Whether requested by a potential buyer, filing your personal tax return the year of the sale, or by the IRS in an audit, it’s important to have proper documentation of all your improvements that impact your basis. This includes copies of purchase orders, receipts, canceled checks and any other documentation. Make a special folder for this purpose and keep a running a total of your improvement history. Like other important financial records, it’s recommended you also keep a digital copy of this information. If possible, scan all documentation to a secure storage site like a Box or Google Drive. At a minimum, keep a digital copy of your running total (such as a spreadsheet) so that you won’t be put into a position of having to recreate your improvement history from scratch one day.
Keep these records as long as you own the home. It’s recommended that you keep all improvement-related records for at least three years after you file your tax returns for the year of sale. There are several homeowner’s record keeper books available on Amazon.com or at your local bookstore that can help you organize and keep track of these expenses.
Note: Make sure to keep your own copies of these records rather than relying on others to keep track of them for you. Many companies and professionals purge records more than 10 years old and/or can lose track of them over time.

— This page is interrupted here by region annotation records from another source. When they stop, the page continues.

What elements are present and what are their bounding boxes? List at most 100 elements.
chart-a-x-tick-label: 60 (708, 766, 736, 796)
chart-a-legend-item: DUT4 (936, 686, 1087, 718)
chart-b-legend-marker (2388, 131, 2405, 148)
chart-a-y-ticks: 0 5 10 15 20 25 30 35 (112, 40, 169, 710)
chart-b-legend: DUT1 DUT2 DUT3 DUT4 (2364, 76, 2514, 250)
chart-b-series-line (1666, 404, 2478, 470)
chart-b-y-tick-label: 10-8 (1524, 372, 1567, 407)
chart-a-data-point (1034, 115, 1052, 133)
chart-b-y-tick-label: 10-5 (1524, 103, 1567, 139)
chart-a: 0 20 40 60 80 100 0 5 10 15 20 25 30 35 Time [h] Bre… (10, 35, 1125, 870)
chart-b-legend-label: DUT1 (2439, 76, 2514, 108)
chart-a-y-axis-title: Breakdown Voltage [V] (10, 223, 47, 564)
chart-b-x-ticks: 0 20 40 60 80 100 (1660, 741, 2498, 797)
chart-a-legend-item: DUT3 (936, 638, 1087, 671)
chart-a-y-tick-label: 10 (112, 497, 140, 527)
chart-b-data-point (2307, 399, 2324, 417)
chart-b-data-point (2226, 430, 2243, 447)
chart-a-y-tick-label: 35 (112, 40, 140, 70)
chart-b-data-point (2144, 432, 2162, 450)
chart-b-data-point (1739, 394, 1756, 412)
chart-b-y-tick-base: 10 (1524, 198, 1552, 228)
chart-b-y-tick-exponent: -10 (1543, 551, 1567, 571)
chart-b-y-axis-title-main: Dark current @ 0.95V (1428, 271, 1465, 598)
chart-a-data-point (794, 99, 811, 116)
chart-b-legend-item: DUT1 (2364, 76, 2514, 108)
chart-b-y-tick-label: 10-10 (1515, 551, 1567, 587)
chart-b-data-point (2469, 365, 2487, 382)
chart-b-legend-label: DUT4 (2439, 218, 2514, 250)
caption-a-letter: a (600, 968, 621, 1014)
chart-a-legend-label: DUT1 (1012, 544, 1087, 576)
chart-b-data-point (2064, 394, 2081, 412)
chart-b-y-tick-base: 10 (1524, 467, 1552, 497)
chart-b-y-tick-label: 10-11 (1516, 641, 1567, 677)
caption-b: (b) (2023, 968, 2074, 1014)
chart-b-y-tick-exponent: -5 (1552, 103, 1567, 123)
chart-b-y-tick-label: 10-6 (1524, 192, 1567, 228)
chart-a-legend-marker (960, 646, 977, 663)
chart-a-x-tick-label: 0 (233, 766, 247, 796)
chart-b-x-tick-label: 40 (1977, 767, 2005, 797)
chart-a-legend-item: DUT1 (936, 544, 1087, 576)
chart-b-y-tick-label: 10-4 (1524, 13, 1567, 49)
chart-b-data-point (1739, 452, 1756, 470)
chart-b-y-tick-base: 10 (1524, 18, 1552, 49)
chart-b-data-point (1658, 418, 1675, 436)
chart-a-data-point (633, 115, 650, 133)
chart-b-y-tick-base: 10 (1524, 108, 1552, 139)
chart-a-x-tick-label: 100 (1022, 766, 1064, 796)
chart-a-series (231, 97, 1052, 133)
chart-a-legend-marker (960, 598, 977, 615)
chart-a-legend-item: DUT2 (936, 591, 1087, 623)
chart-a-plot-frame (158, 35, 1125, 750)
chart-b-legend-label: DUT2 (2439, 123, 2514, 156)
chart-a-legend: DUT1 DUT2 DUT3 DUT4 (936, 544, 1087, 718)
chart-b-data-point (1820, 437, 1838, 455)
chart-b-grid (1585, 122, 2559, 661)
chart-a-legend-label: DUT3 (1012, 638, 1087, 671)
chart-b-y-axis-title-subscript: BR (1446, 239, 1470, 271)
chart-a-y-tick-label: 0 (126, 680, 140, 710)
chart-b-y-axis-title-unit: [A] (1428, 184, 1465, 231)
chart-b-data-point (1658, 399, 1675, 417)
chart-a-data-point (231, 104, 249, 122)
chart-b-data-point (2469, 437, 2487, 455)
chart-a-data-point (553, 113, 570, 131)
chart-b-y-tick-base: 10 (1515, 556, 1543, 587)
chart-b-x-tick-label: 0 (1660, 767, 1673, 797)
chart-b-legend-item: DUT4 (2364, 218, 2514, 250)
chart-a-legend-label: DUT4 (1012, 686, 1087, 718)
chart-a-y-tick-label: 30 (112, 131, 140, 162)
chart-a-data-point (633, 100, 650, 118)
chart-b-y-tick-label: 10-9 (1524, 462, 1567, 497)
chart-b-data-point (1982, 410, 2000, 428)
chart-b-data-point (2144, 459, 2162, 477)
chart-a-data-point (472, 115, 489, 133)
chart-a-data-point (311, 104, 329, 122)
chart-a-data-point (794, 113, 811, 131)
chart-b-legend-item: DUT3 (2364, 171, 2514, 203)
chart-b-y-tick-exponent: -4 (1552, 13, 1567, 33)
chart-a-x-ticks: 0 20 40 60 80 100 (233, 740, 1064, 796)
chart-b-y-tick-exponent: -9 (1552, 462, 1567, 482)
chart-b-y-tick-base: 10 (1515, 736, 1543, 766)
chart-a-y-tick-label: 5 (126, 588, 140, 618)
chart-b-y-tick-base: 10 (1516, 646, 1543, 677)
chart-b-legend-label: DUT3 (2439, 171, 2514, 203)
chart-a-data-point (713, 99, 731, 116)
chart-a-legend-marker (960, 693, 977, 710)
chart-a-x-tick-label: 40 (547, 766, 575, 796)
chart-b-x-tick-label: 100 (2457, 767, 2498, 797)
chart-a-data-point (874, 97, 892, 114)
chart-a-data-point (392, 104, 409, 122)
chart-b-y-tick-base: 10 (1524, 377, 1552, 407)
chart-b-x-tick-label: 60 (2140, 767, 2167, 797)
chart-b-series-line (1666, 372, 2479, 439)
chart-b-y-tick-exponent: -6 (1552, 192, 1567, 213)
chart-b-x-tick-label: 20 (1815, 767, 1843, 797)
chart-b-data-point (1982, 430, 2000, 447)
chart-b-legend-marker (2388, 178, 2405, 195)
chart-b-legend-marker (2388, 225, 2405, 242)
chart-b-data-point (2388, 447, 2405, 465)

What if I sold my previous home pre-1997?
Prior to 1997, you could defer realizing a gain on the sale of your home by subsequently buying a home of equal or greater value. Individuals 55 or older also were eligible to use a once-in-a-lifetime $125,000 gain exclusion on their home if they bought a home of lesser value after triggering a gain. Post-1997 home sales were no longer subject to these rules (not able to defer the gain) and instead receive the more favorable gain exclusion as described above.
If you sold your previous home before mid-1997 and delayed paying the tax on any gain at the time by carrying forward your basis into your existing property, that basis impacts your home’s basis. This means that you need to have proper records to prove your previous home’s basis as well, especially since the gain may be much larger making your gain taxable.
What if I depreciated any part of my property as a rental or home office?
Any depreciation previously taken on your tax return, whether for your primary residence being a rental (at one point or another) or a home office (business purposes) needs to be recaptured when you sell your property. This means the amount of depreciation taken to offset prior years’ income won’t be shielded by the gain exclusion, and instead will be taxed at a rate of up to 25%. The technical term for this is unrecaptured section 1250 gain.
No client or prospective client should assume this article serves as a receipt of, or a substitute for, personalized advice from Merriman, or from a tax professional. The client or prospective client is responsible for determining whether any strategy discussed is appropriate or suitable for them based on their financial or tax situation. The client or prospective client should consult with a financial or tax professional regarding their specific situation.